Unter Umständen der Illegalität musste die KPD auf ihrem 2. und 3. Parteitag ihre Strategie und Taktik für den Kampf unter Bedingungen beraten, wo die Mehrheit der Klasse hinter der SPD stand, zugleich eine fortschreitende Entwicklung nach links, zur USPD zu verzeichnen war. Sie musste Position beziehen zu Fragen, die auf dem Gründungsparteitag falsch oder unzureichend entschieden wurden. Die Korrekturen mussten ohne ausreichende Diskussion erfolgen. So sprachen sich die Thesen des 2. Parteitags für die Beteiligung an Parlamentswahlen aus, wofür Rosa Luxemburg und Karl Liebknecht auf dem Gründungsparteitag gekämpft hatten, aber die Mehrheit der ungeduldigen Linken nicht überzeugen konnten. Der 2. Parteitag entschied sich mit 31 zu 18 Stimmen für die zukünftige Beteiligung an Wahlen. Zum 3. Parteitag wurden die Bezirksorganisationen, die bis dahin dem Beschluss nicht zugestimmt hatten, nicht eingeladen. In allen Bezirken war die Diskussion nicht ausgestanden, es gab eine starke linksradikale Strömung in der KPD.

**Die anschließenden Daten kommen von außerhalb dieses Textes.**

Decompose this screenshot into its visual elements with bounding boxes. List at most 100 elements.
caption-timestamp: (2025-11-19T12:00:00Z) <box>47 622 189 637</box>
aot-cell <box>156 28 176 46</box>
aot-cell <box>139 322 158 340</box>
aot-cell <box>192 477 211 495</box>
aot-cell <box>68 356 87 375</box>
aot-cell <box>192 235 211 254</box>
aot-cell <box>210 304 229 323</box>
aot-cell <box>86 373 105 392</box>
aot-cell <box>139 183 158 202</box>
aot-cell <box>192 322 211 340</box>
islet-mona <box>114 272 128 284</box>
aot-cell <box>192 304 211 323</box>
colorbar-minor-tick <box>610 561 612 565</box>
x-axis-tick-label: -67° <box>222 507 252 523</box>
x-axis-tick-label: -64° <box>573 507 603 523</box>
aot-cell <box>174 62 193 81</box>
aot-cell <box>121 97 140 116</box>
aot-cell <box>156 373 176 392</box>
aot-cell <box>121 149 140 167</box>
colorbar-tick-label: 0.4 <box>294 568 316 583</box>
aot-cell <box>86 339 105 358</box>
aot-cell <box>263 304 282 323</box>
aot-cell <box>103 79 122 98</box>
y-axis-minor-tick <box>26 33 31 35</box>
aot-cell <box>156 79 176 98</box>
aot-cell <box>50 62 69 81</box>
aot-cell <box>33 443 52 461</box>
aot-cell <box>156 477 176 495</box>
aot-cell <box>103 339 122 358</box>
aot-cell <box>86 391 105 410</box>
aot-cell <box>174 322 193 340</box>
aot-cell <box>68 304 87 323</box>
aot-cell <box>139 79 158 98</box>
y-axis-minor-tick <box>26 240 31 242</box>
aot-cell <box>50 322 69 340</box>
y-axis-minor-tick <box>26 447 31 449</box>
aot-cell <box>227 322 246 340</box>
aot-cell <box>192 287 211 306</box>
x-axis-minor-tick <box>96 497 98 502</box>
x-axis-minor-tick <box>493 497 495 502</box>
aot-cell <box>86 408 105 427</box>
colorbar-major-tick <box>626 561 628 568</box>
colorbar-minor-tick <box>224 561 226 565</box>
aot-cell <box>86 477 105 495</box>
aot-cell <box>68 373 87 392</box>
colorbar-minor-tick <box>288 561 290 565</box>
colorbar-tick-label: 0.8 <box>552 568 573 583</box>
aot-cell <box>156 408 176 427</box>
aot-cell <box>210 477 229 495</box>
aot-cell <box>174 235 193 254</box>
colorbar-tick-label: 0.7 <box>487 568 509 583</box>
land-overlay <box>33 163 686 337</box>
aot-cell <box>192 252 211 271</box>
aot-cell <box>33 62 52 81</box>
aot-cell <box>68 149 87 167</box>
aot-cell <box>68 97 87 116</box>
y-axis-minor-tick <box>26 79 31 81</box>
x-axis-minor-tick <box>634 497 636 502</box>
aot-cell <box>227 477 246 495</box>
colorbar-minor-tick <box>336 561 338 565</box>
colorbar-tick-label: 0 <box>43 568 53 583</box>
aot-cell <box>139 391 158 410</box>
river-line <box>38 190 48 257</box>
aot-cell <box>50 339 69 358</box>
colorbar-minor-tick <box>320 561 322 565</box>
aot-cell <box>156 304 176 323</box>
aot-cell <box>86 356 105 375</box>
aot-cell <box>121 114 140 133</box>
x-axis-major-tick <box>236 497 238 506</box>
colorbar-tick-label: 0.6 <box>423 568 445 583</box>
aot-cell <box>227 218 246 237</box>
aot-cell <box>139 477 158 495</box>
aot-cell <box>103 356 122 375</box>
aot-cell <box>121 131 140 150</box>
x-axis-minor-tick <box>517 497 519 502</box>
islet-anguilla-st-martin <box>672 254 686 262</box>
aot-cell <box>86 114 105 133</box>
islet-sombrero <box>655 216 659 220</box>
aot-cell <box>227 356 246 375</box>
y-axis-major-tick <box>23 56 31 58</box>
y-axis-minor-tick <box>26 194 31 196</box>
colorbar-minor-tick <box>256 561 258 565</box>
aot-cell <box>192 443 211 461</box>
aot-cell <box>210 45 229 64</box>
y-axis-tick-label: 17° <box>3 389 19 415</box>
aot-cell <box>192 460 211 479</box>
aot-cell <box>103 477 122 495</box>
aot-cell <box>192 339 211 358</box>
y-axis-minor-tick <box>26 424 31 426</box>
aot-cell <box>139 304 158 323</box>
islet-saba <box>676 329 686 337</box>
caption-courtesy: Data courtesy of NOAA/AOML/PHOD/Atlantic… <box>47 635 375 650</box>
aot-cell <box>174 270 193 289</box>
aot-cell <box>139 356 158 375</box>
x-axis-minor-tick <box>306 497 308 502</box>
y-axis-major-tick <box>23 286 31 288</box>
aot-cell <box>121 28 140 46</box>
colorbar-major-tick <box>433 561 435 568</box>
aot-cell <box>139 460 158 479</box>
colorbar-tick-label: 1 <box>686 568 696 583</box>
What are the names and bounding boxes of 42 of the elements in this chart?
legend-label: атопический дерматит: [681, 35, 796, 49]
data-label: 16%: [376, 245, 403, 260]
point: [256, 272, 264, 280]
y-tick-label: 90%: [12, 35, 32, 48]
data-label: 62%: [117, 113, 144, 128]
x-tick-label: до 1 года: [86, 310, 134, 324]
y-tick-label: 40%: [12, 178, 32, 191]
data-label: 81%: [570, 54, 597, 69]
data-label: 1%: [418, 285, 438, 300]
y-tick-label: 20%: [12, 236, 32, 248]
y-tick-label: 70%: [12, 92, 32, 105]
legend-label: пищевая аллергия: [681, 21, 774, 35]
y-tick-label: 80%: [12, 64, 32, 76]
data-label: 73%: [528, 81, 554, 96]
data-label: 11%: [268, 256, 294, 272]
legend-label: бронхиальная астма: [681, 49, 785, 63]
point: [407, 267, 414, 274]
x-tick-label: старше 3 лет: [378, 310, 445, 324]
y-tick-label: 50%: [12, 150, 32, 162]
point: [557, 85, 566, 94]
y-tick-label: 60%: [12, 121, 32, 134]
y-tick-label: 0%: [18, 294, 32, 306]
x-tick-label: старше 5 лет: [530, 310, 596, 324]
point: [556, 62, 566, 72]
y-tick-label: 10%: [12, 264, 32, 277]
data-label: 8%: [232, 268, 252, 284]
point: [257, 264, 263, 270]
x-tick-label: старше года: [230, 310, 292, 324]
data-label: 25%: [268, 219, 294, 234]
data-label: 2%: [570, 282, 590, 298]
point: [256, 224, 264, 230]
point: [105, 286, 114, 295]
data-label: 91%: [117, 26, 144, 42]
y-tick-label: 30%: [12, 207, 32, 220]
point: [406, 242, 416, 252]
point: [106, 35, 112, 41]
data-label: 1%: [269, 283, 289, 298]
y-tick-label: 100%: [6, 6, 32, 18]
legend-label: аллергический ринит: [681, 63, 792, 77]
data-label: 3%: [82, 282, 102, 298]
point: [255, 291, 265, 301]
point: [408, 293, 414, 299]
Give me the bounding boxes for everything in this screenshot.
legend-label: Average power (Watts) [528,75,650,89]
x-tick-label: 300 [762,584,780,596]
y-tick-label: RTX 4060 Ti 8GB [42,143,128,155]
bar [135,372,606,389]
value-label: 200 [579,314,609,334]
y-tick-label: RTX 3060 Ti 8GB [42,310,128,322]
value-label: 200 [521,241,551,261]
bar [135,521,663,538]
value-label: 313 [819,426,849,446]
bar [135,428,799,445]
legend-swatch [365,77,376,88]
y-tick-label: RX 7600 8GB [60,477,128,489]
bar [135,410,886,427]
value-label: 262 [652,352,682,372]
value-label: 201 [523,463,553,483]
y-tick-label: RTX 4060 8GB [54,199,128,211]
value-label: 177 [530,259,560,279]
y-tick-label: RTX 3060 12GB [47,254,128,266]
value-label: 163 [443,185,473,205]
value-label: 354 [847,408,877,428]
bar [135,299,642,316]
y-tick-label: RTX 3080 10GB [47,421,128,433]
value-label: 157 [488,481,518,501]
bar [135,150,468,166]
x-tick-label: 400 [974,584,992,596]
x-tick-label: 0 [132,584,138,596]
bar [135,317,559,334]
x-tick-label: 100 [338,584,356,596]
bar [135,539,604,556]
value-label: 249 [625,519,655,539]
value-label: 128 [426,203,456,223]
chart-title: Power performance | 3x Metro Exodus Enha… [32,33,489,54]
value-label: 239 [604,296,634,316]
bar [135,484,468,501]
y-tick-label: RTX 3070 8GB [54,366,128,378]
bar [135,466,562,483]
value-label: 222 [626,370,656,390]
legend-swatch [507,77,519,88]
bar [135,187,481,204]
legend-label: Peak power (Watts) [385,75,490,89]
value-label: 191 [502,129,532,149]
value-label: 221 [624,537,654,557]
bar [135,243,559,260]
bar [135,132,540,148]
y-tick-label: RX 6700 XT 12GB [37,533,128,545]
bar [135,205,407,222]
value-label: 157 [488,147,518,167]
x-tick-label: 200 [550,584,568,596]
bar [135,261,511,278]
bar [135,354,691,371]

Die Partei war sich der Putschgefahr bewusst, konnte aber nicht erkennen, ob der Putsch mit oder gegen die SPD-geführte Regierung stattfand. Das war keine völlig falsche Überlegung, zumal Noske noch bis in die Abendstunden mit den Putschisten verhandelte.

Unter diesen Umständen gab am Vormittag des 13. in der Zentrale Zweifel, ob die von der Regierung so oft geschlagenen Arbeiter Berlins für die geflüchtete Regierung zum Streik bereit waren. Morgens um acht Uhr, als sich vier der 14 Mitglieder der Zentrale in Berlin in einer illegalen Wohnung trafen, war das noch nicht klar. Die falsche Einschätzung beruhte vor allem auf der Information des verantwortlichen Organisationsleiters für Berlin, Ernst Reuter/Friesland, der Ersatzmitglied der Zentrale war. Der Vorsitzende der Partei, Paul Levi, war noch im Gefängnis. So entstand zunächst gegen die Stimmen Jakob Walchers und Wilhelm Piecks ein sektiererischer Aufruf, der zwar zum Kampf gegen die Militärdiktatur aufrief, aber gemeinsames Handeln mit den anderen Arbeiterorganisationen wegen derer Verantwortung für die Regierungspolitik ablehnte. Als am 14. weitere Mitglieder der Zentrale in Berlin eintrafen, fand die Politik Walchers und Piecks eine Mehrheit. In Beratungen beim Vorstand des ADGB und der USPD erklärten die KPD-Vertreter zugleich, dass der Kampf nicht einfach für die Rückkehr der alten Regierung geführt werden dürfe, sondern für eine andere Politik.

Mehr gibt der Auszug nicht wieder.